A Hybrid Knowledge-Based and Large Language Model Framework for Sustainable Design Education
摘要
Sustainable design principles, including circular design and life cycle assessment (LCA), are increasingly vital in architecture and product design education, yet they remain challenging to teach with traditional methods. This paper proposes a practical pedagogical framework that integrates artificial intelligence (AI) tools – specifically a knowledge-based system (KBS) combined with a large language model (LLM) – to enhance the teaching of circular design and LCA. It justifies the use of AI in sustainability-focused design curricula, highlighting how AI-driven tools can provide interactive, real-time feedback and expert knowledge to students. The environmental footprint of generative AI is reviewed, addressing energy use, carbon emissions, water consumption, material resources and electronic waste, with up-to-date data from 2019–2025. The study discusses how the educational benefits of AI can outweigh these environmental costs when sustainable AI practices are applied. The proposed AI-KBS + LLM framework is presented as a conceptual prototype: the KBS component supplies domain-specific LCA data and design heuristics, while the LLM offers natural language interaction and contextual reasoning, enabling students to receive tailored sustainability advice during the design process.
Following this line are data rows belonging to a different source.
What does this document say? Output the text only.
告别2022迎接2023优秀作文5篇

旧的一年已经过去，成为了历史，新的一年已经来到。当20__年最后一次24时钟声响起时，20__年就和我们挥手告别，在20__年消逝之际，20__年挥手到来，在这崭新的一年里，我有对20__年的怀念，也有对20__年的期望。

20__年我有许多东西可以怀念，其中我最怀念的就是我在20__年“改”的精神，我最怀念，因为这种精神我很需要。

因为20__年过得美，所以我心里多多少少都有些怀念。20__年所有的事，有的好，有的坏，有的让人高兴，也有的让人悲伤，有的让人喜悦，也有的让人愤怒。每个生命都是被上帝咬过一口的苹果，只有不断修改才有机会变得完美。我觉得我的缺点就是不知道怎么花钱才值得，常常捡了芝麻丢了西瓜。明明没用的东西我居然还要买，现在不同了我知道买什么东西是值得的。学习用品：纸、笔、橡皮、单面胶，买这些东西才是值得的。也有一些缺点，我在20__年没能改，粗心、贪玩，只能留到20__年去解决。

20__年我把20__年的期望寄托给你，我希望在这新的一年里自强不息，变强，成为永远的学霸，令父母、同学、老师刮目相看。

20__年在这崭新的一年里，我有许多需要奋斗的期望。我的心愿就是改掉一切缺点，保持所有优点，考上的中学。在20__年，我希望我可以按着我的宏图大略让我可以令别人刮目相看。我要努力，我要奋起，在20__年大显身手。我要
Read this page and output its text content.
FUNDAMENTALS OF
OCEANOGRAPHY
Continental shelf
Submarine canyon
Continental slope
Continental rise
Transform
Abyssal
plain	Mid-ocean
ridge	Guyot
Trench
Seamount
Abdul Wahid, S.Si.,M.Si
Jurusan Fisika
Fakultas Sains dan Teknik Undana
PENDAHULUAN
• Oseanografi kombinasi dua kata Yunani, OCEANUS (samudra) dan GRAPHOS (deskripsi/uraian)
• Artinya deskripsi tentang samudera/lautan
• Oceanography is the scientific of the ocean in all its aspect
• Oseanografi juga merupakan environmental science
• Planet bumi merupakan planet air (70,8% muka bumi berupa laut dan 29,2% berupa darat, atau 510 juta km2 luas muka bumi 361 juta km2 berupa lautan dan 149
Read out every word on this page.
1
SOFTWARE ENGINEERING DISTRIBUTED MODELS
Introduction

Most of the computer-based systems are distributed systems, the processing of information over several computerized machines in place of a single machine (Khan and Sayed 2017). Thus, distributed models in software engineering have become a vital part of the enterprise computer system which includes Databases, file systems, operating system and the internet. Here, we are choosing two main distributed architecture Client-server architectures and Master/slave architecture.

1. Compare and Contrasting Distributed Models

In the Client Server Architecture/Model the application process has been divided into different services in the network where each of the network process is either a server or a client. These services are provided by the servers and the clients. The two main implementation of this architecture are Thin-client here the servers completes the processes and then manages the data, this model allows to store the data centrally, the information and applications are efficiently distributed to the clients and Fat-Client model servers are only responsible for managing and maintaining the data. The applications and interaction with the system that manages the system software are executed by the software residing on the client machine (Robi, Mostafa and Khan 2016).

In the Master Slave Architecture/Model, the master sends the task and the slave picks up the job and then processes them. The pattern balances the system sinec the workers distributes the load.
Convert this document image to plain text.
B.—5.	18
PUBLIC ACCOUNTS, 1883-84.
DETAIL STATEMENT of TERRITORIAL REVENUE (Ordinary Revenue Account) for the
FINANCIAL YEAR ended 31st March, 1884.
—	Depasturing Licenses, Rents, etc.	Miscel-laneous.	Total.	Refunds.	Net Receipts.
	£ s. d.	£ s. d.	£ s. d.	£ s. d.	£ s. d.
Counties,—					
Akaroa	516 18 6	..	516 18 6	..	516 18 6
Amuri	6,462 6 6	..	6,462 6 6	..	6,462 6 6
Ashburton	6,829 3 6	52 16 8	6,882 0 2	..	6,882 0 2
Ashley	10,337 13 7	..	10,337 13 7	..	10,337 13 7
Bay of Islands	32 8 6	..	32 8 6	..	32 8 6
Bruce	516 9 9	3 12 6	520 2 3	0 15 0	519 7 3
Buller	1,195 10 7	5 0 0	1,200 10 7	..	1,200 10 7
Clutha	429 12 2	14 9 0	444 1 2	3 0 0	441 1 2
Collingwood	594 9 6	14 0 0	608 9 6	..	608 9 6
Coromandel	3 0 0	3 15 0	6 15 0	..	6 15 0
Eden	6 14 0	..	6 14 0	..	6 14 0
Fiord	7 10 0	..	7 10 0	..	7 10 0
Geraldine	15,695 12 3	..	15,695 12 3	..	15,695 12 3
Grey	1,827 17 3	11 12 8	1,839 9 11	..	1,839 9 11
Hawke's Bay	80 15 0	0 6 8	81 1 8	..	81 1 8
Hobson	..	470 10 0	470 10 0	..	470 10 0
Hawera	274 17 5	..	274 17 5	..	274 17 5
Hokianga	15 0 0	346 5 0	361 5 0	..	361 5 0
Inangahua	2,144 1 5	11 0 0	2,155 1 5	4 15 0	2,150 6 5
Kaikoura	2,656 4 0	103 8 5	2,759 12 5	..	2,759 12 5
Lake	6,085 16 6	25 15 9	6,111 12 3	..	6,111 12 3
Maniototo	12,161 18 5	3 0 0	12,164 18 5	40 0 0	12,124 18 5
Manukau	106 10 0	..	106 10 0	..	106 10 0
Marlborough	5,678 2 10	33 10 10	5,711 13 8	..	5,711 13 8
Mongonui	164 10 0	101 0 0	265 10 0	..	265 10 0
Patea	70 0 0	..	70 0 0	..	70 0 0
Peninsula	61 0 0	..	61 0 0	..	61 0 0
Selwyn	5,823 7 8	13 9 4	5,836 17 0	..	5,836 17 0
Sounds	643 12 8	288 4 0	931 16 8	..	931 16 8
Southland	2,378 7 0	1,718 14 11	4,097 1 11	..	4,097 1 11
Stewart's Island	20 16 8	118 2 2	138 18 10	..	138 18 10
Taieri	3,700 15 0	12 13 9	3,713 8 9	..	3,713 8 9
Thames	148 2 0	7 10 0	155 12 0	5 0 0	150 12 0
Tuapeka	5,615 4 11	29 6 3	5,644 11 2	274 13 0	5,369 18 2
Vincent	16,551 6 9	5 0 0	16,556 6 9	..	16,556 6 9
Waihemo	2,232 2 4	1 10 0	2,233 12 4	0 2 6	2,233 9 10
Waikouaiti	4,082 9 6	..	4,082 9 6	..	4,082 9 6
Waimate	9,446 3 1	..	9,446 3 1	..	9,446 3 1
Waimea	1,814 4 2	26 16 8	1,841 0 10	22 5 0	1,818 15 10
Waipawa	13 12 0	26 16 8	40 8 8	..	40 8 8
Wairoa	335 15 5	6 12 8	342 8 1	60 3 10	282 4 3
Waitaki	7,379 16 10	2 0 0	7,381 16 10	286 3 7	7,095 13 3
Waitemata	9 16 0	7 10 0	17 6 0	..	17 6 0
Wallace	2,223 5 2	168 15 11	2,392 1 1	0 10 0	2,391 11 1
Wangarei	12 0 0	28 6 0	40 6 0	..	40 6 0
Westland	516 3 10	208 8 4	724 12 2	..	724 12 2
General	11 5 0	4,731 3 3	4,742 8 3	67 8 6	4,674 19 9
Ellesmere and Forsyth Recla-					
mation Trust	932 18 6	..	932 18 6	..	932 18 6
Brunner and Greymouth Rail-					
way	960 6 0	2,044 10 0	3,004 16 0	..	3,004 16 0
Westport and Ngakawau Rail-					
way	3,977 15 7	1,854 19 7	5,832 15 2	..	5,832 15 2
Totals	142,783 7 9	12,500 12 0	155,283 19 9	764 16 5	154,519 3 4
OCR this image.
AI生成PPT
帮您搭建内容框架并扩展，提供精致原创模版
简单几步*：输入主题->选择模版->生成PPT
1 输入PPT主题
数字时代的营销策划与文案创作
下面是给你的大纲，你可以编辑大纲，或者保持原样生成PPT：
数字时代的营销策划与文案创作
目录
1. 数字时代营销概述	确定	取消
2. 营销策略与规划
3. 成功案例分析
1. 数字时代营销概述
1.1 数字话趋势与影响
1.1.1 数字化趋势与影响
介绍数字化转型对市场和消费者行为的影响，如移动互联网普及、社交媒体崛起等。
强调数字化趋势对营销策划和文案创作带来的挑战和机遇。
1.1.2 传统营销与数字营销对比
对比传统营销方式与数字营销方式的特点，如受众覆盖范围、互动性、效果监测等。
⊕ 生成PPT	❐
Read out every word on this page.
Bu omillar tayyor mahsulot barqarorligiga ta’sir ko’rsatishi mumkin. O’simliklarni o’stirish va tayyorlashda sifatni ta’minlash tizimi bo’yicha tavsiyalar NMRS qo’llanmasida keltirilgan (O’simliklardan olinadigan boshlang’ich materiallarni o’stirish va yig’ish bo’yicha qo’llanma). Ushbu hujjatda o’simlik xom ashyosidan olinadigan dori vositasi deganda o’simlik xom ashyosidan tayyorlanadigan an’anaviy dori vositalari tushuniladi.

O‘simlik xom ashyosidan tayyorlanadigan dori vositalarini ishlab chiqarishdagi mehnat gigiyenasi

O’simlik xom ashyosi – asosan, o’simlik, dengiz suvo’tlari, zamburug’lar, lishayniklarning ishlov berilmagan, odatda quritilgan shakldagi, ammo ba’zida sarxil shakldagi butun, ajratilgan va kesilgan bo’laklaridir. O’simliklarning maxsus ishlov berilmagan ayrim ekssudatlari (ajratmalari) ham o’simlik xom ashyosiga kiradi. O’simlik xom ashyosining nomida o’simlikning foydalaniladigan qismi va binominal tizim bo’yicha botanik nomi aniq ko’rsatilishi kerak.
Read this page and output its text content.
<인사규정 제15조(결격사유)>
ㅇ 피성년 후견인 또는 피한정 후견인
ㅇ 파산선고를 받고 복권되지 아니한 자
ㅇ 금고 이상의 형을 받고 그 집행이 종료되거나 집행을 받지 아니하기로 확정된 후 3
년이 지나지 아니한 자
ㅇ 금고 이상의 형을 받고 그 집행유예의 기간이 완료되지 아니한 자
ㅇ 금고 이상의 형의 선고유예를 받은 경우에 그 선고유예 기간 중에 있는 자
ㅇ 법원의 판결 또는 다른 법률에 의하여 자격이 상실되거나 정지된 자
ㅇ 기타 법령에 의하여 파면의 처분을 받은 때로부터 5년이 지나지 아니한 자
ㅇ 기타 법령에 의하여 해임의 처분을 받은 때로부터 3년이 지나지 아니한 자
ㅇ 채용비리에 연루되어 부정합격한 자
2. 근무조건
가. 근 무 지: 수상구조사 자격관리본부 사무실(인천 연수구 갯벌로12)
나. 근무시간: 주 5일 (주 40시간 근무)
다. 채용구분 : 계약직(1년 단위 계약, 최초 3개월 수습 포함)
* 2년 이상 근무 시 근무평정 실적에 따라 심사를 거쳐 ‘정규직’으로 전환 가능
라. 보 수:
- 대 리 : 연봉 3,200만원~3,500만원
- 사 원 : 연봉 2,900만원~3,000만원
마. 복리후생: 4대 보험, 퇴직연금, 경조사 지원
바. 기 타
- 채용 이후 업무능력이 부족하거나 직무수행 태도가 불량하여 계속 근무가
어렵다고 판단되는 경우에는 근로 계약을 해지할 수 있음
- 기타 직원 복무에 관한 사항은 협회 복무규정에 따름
The study outlines the framework’s components and workflow. Potential pedagogical benefits – from democratising access to sustainability expertise to fostering iterative, reflection-driven design – are analysed alongside ethical considerations, such as managing AI’s biases and environmental impact. The paper concludes that, with mindful implementation, AI-augmented learning can empower future designers to create more sustainable, circular solutions while the AI’s own footprint is mitigated through responsible practices.